Singer-songwriters Ari Hest and Chrissi Poland are performing together as Bluebirds of Paradise.

In November 2013, Ari Hest performed at the Highline Ballroom in New York, with Chrissi Poland opening. The two singer-songwriters, who knew each other from previous shows, did a few songs together, including an alternative holiday song they had written together about escaping to a place “where there’ll never be snow again.”

They added some lilting Brazilian jazz flavor to the song, called “Snow,” in order to “create something a little different than either one of us do in our solo music,” says Poland. “It went over really well. It kind of was the best song of the night, for both of us. We decided we were onto something special, so just kept going with it.”

Under the name Bluebirds of Paradise, Hest and Poland have released a six-song EP, In a Night (which includes “Snow”), and are also doing some shows. They presented a very enjoyable set at the Rockland-Bergen Music Festival in Tappan, N.Y., in late June, and are on the bill of the Black Potatoe Music Festival in Clinton this weekend. The festival, which began last night and continues through Sunday, will feature them on Saturday — in full band mode, with Will Lee on bass, Gary Schreiner on piano and Doug Yowell on drums — and Poland will also perform a solo set there tonight. (Hest, meanwhile, has free, outdoor shows of his own tonight in Belmar and Aug. 12 in Woodbridge.)
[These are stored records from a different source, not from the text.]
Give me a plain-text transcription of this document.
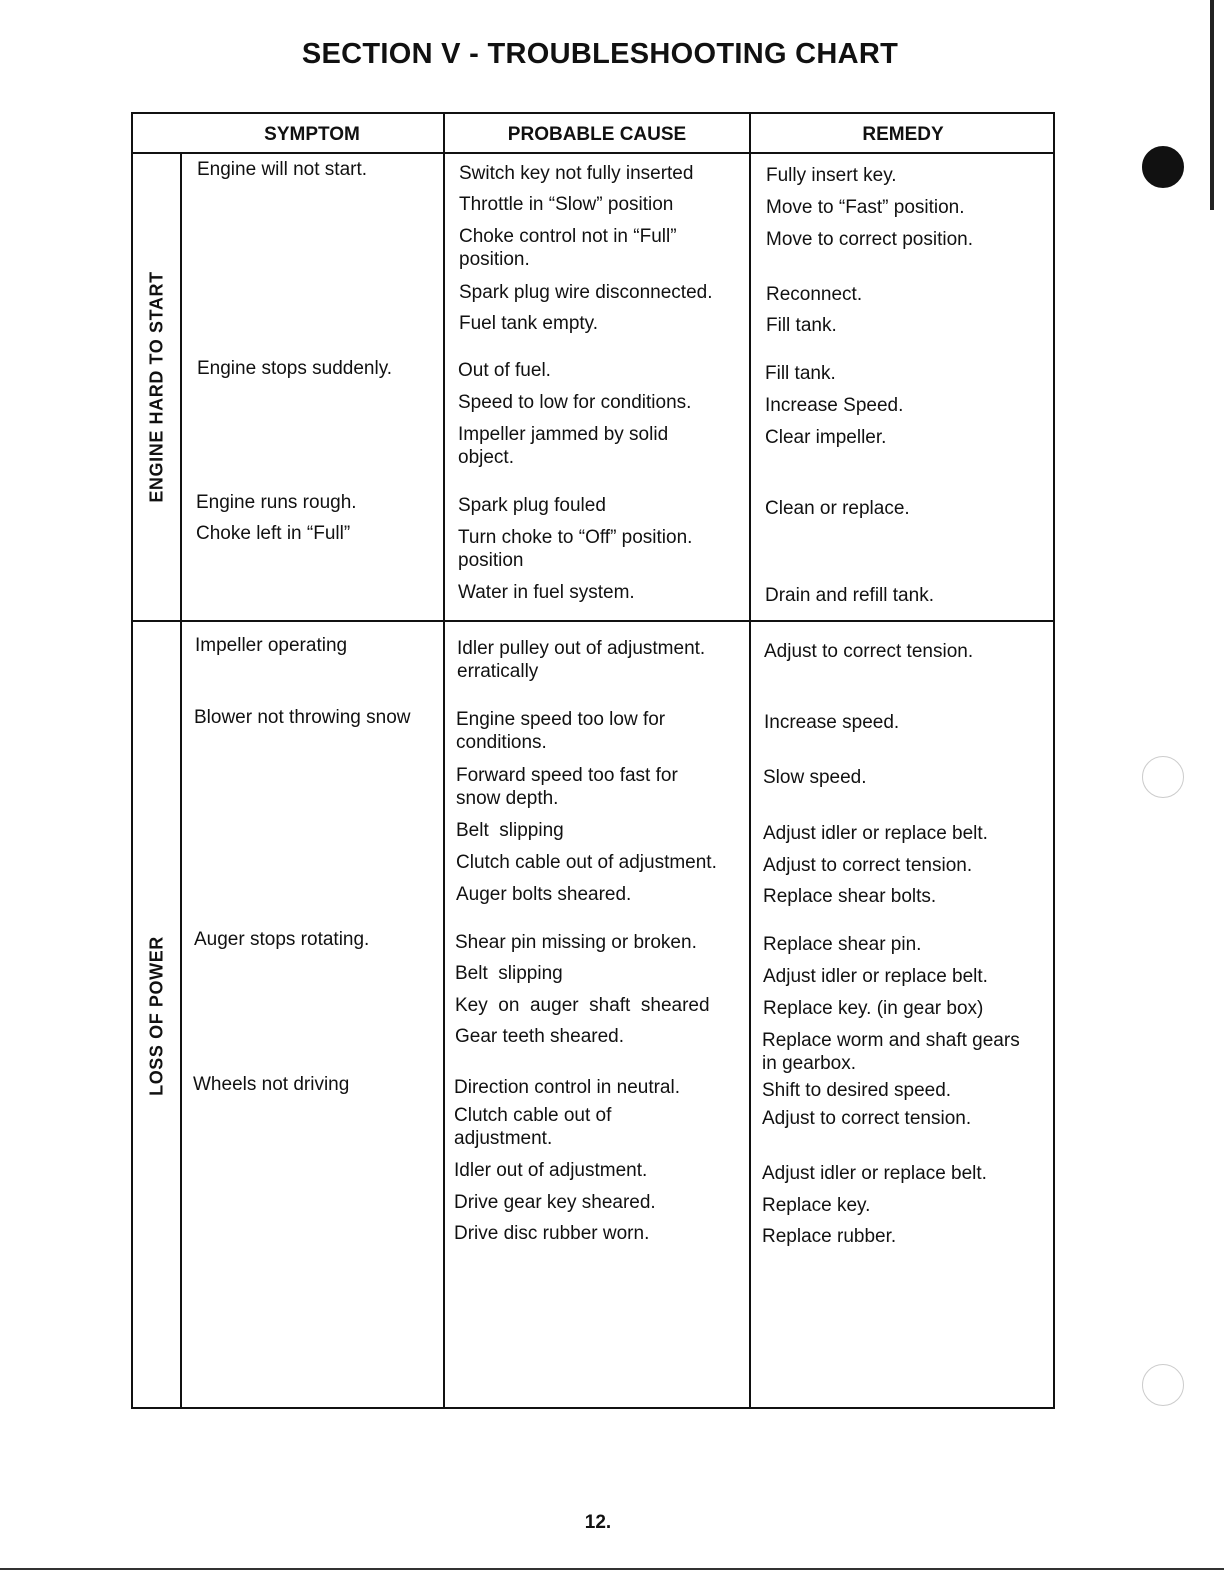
SECTION V - TROUBLESHOOTING CHART
SYMPTOM	PROBABLE CAUSE	REMEDY
ENGINE HARD TO START
LOSS OF POWER
Engine will not start.
Engine stops suddenly.
Engine runs rough.
Choke left in “Full”
Switch key not fully inserted
Throttle in “Slow” position
Choke control not in “Full”
position.
Spark plug wire disconnected.
Fuel tank empty.
Out of fuel.
Speed to low for conditions.
Impeller jammed by solid
object.
Spark plug fouled
Turn choke to “Off” position.
position
Water in fuel system.
Fully insert key.
Move to “Fast” position.
Move to correct position.
Reconnect.
Fill tank.
Fill tank.
Increase Speed.
Clear impeller.
Clean or replace.
Drain and refill tank.
Impeller operating
Blower not throwing snow
Auger stops rotating.
Wheels not driving
Idler pulley out of adjustment.
erratically
Engine speed too low for
conditions.
Forward speed too fast for
snow depth.
Belt  slipping
Clutch cable out of adjustment.
Auger bolts sheared.
Shear pin missing or broken.
Belt  slipping
Key  on  auger  shaft  sheared
Gear teeth sheared.
Direction control in neutral.
Clutch cable out of
adjustment.
Idler out of adjustment.
Drive gear key sheared.
Drive disc rubber worn.
Adjust to correct tension.
Increase speed.
Slow speed.
Adjust idler or replace belt.
Adjust to correct tension.
Replace shear bolts.
Replace shear pin.
Adjust idler or replace belt.
Replace key. (in gear box)
Replace worm and shaft gears
in gearbox.
Shift to desired speed.
Adjust to correct tension.
Adjust idler or replace belt.
Replace key.
Replace rubber.
12.
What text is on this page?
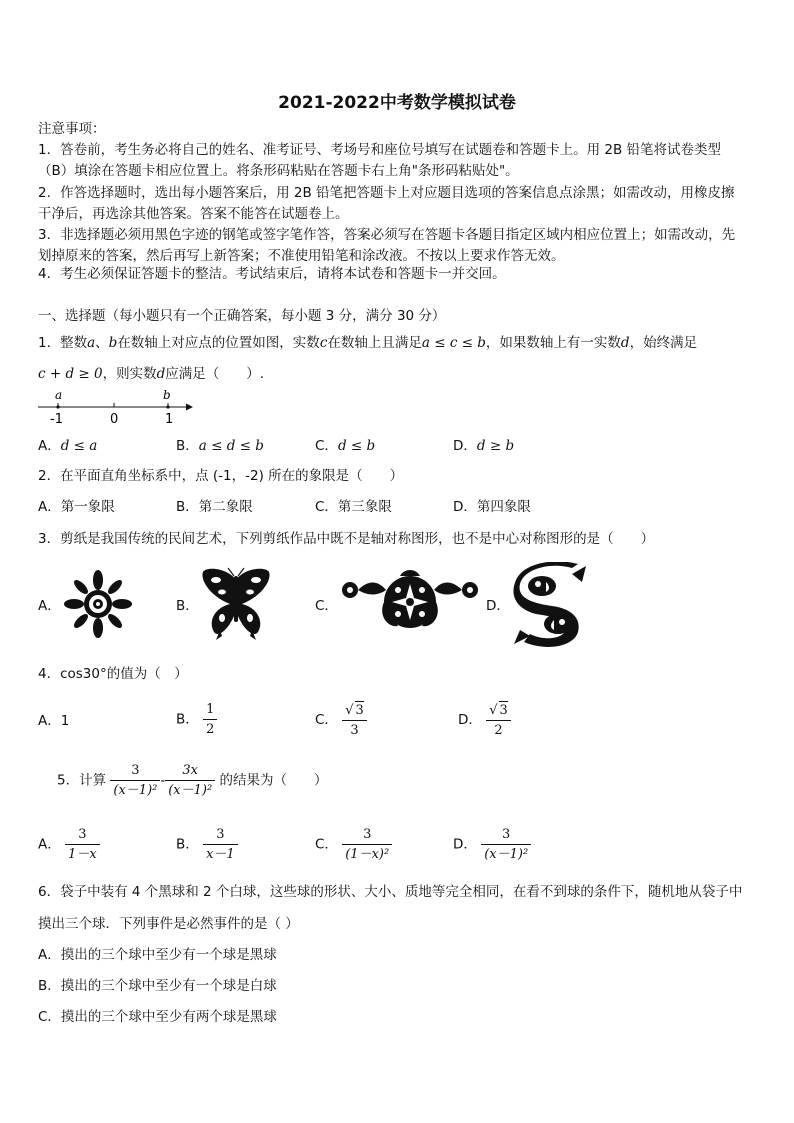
2021-2022中考数学模拟试卷
注意事项：
1．答卷前，考生务必将自己的姓名、准考证号、考场号和座位号填写在试题卷和答题卡上。用 2B 铅笔将试卷类型
（B）填涂在答题卡相应位置上。将条形码粘贴在答题卡右上角"条形码粘贴处"。
2．作答选择题时，选出每小题答案后，用 2B 铅笔把答题卡上对应题目选项的答案信息点涂黑；如需改动，用橡皮擦
干净后，再选涂其他答案。答案不能答在试题卷上。
3．非选择题必须用黑色字迹的钢笔或签字笔作答，答案必须写在答题卡各题目指定区域内相应位置上；如需改动，先
划掉原来的答案，然后再写上新答案；不准使用铅笔和涂改液。不按以上要求作答无效。
4．考生必须保证答题卡的整洁。考试结束后，请将本试卷和答题卡一并交回。
一、选择题（每小题只有一个正确答案，每小题 3 分，满分 30 分）
1．整数a、b在数轴上对应点的位置如图，实数c在数轴上且满足a ≤ c ≤ b，如果数轴上有一实数d，始终满足
c + d ≥ 0，则实数d应满足（　　）.
a	b
-1	0	1
A．d ≤ a	B．a ≤ d ≤ b	C．d ≤ b	D．d ≥ b
2．在平面直角坐标系中，点 (-1，-2) 所在的象限是（　　）
A．第一象限	B．第二象限	C．第三象限	D．第四象限
3．剪纸是我国传统的民间艺术，下列剪纸作品中既不是轴对称图形，也不是中心对称图形的是（　　）
A．	B．	C．	D．
4．cos30°的值为（　）
A．1	B． $\frac{1}{2}$	C． $\frac{√ 3}{3}$	D． $\frac{√ 3}{2}$
5．计算 $\frac{3}{\text{(x－1)²}} - \frac{3x}{\text{(x－1)²}}$ 的结果为（　　）
A． $\frac{3}{1-x}$	B． $\frac{3}{x-1}$	C． $\frac{3}{\text{(1－x)²}}$	D． $\frac{3}{\text{(x－1)²}}$
6．袋子中装有 4 个黑球和 2 个白球，这些球的形状、大小、质地等完全相同，在看不到球的条件下，随机地从袋子中
摸出三个球．下列事件是必然事件的是（ ）
A．摸出的三个球中至少有一个球是黑球
B．摸出的三个球中至少有一个球是白球
C．摸出的三个球中至少有两个球是黑球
Poland, a Massachusetts native who now lives in Jersey City, says she first met Hest on a tour. “Within the first week of us knowing each other, we were playing music together and speaking about each other’s sets, and we just noticed we had a great vibe singing together,” she says.

Lee, best known as a member of the “Late Show with David Letterman” band and a co-founder of the Beatles cover band The Fab Faux, produced the EP.

“I’ve been lucky enough to know Will, and have had the chance to work with him for the past handful of years, and I’ve always, of course, respected him hugely and wanted to work with him as much as possible,” says Poland. “So when we started talking about making the record, I suggested that maybe this is something that Will would be interested in. I invited him to one of our shows … and he was on board right away, which was so exciting for us. And it just went from there.”

Chrissi Poland and Ari Hest performed as Bluebirds of Paradise at the Rockland-Bergen Music Festival in June.

JAY LUSTIG

Chrissi Poland and Ari Hest performed as Bluebirds of Paradise at the Rockland-Bergen Music Festival in June.

She says it’s hard to say, at this point, how much touring and recording she and Hest will do as Bluebirds of Paradise in the future.

“Ultimately, we’d love to have a label put it out. We’d like to have a booking agent who could open up doors for us in European markets, maybe, and markets in Japan. We feel this would go over really well there. We always have our eyes and ears open for that, and are hoping those opportunities come our way.

“But it’s so new right now. We’re just still trying to put the feelers out for how people are responding to it. It’s very nice to get noticed and get some attention for it, and we hope that it will keep expanding, and that radio stations will give it some spins. We’ll see where it takes us.”

She and Hest are not, she says, trying to become experts in Brazilian jazz. It’s not that kind of a project.

“We’re really more just fans of it. I come from a jazz background, a little bit. I went to a jazz school, so I had a bit of study, and I’ve always had an interest in it. And Ari has an incredible ability to grasp onto guitar rhythms.

“But we don’t really go off and listen to Brazilian music in order to pull from it, to put into our project. We just sort of use what’s already in our brains, and in our hearts, and let it be that kind of thing. We’re always careful to say that we’re inspired by the style, but not really trying to make it a Brazilian music project. It’s very much a pop project, with a sprinkling of this flavor on it.”